ヨーロッパは、表音文字による(2) の文化・文明であると思います。シナ大陸は、(1) の文化・文明です。日本は、仮名漢字交ぜ書き文化・文明で中間 (1)+(2)/2ぐらいではと思います。明治維新に民間で起こった「言文一致」というのが日本の文化を更にぐっと(2) へ動かしたと思います。
生物研究者として、生物がやっていることを実験をして生物から聞き取ろうとしているのですが、その場面で使っているのが日本語です。日本人は表意文字から表音文字を発明して、表意・表音の混合で日本語を作ってきましたので、欧米人とは異なる見方で生命現象の面白さを感じることはありそうです。
科学が得意とする要素に分ける解析方法は、文章(対象物)を表音文字(要素)にまで分解し、また再構築する過程に例えられないでしょうか。生物が使っている文字として遺伝子DNAの塩基配列があります。ACGTとアルファベットで書ける表音文字です。これをある決まりに従って並べると発現ベクターが作れます。DNA文字列を細胞に入れるとタンパク質が発現して細胞応答という文章が生まれます。
プロモーター、ORFに翻訳開始終始配列、polyA付加シグナルをつける。
大学院生のときに基礎生物学研究所で遺伝子発現実験の講習会があり、そこで仕入れた手法をもとに、自分で発現ベクターをデザインしてlacZを発現させてX-Gal染色後に青い細胞を見た時の面白さといったらありませんでした。単純なACGT配列をつないで作った文字列を眺めても何を意味しているのかは見当がつきません。しかしその文字列を細胞が翻訳してタンパク質を作ったのです。すごくないですか。大学院時代はほとんどの時間をこの実験に費やし、ポスドク時代の大事な実験もこの手法で行いました。大学院時代にはグリア細胞特異的な遺伝子の転写制御の研究をしていました。アストロサイト特異的な遺伝子GFAPはアストロサイトの細胞株で、オリゴデンドロサイト特異的なMBP遺伝子はオリゴデンドロサイト様の細胞株でのみ作成した発現ベクターのプロモーターが働きました。このプロモーター配列に細胞特異性を出すDNAエレメントがあることはわかりました。しかし細胞が使っている遺伝子発現の特異性を出す文法の理解には一つの細胞特異的な遺伝子の発現をみるだけでは到底至りませんでした。
補足)
こんな駆け出しのころの研究の話を日本Cell Death学会に書きました。
http://jscd.org/pdf/e02_200801miura.pdf
学会のホームページでは細胞死研究に関わった先生方の面白い文章が読めます。
http://jscd.org/essay.html
生命現象から遺伝子までの解析方法は当時から長足の進歩を遂げ、今では私たちも気軽にRNA seqで遺伝子発現データをゲノムワイドにとれるようになりました。このACGT(ACGU)の表音文字データを眺めて細胞が使っている文法を理解する研究手法の開発が研究の鍵となりますし、既存の方法からでも断片的な解釈データから文法を知ることが可能かもしれません。この段階で日本語をベースに考えることで独特の味が出てくるのではないか思います。遺伝子クローニングや生化学の研究を得意とした日本の生命科学が、生命観を提示する研究分野でも面白い研究を出すには日本語を大切にすることだと思います。
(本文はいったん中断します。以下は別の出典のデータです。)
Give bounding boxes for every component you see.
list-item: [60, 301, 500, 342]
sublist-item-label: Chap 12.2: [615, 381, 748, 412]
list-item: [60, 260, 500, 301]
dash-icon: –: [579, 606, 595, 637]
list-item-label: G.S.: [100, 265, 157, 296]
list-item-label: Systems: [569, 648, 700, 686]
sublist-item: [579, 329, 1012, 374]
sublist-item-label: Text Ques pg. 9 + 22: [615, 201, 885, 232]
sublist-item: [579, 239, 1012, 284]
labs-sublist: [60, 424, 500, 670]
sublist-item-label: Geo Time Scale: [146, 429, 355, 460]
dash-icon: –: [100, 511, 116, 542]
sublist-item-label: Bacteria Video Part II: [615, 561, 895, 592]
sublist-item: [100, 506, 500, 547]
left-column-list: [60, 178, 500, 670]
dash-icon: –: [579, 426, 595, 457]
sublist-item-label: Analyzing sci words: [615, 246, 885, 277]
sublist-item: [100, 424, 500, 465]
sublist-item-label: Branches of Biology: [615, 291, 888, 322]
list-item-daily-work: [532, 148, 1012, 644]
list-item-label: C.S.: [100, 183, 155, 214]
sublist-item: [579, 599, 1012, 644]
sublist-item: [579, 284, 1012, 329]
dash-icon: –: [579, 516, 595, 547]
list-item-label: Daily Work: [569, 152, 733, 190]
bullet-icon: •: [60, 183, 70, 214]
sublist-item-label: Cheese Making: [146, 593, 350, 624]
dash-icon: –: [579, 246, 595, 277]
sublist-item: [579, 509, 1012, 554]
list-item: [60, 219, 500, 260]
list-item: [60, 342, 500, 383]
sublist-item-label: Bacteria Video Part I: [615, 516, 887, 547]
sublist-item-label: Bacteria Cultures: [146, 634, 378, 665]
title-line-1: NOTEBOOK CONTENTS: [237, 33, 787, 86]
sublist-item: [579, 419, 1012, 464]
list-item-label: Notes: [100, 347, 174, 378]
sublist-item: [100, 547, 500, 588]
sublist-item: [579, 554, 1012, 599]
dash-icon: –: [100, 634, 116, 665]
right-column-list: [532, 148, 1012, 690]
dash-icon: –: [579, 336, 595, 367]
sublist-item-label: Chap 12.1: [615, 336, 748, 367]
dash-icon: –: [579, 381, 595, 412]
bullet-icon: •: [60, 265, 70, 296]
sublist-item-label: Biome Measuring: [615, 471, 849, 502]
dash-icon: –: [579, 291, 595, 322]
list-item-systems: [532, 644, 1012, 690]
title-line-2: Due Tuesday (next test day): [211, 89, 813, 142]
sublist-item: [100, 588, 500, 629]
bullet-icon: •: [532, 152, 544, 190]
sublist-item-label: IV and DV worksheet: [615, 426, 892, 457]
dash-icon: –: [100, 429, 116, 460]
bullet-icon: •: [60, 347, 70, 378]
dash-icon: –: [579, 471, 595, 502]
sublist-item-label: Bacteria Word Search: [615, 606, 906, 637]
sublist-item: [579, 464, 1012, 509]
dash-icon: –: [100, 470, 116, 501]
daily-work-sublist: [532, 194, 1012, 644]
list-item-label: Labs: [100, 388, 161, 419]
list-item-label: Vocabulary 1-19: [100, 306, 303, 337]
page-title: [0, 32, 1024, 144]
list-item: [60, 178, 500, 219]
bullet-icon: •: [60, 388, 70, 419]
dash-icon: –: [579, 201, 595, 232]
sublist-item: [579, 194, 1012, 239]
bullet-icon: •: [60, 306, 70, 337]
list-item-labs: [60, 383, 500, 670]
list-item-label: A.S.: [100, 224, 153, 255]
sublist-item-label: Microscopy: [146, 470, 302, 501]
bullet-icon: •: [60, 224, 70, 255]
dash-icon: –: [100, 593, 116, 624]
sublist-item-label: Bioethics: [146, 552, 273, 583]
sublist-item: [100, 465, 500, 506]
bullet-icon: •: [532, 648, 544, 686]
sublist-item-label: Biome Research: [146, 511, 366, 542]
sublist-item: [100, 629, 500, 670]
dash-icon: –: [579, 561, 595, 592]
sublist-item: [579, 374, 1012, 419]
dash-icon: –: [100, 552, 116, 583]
「芸術家すなわち文学者、音楽家、画家たちは、哲学者や科学者ほどには言葉を信頼していないようにみえます」
武満徹 「音」と「言葉」、樹の鏡、草原の鏡 より
扱う現象が因果のはっきりした線形であれば言葉で現象を変換して伝える「科学」は有効です。ところが生命科学が非線形の現象を扱うようになってくると、どう捉えれば腑に落ちるのか、ということを示さなければならず、多分に感覚的なものを含みます。変換法(文法)がよくわからないAIが入ってきた生命科学は、言葉に信頼がおけなくなって、その行き場はこれまで期待されてきた因果関係に立脚した答えとは違ったものになっていくかもしれません。生命科学が科学であるためには文法を理解する姿勢をとり続ける必要があるでしょう。その一方で、原因分子を取る遺伝子クローニング、見えなかった分子を見るイメージング技術の開発などは、文字や単語を発掘する研究であり、要素を探求する「科学」であることに確実に立脚しています。ここいら辺を研究の主要な一次産業として動かすことが美味しい果実を育てるのに欠かせないと思います。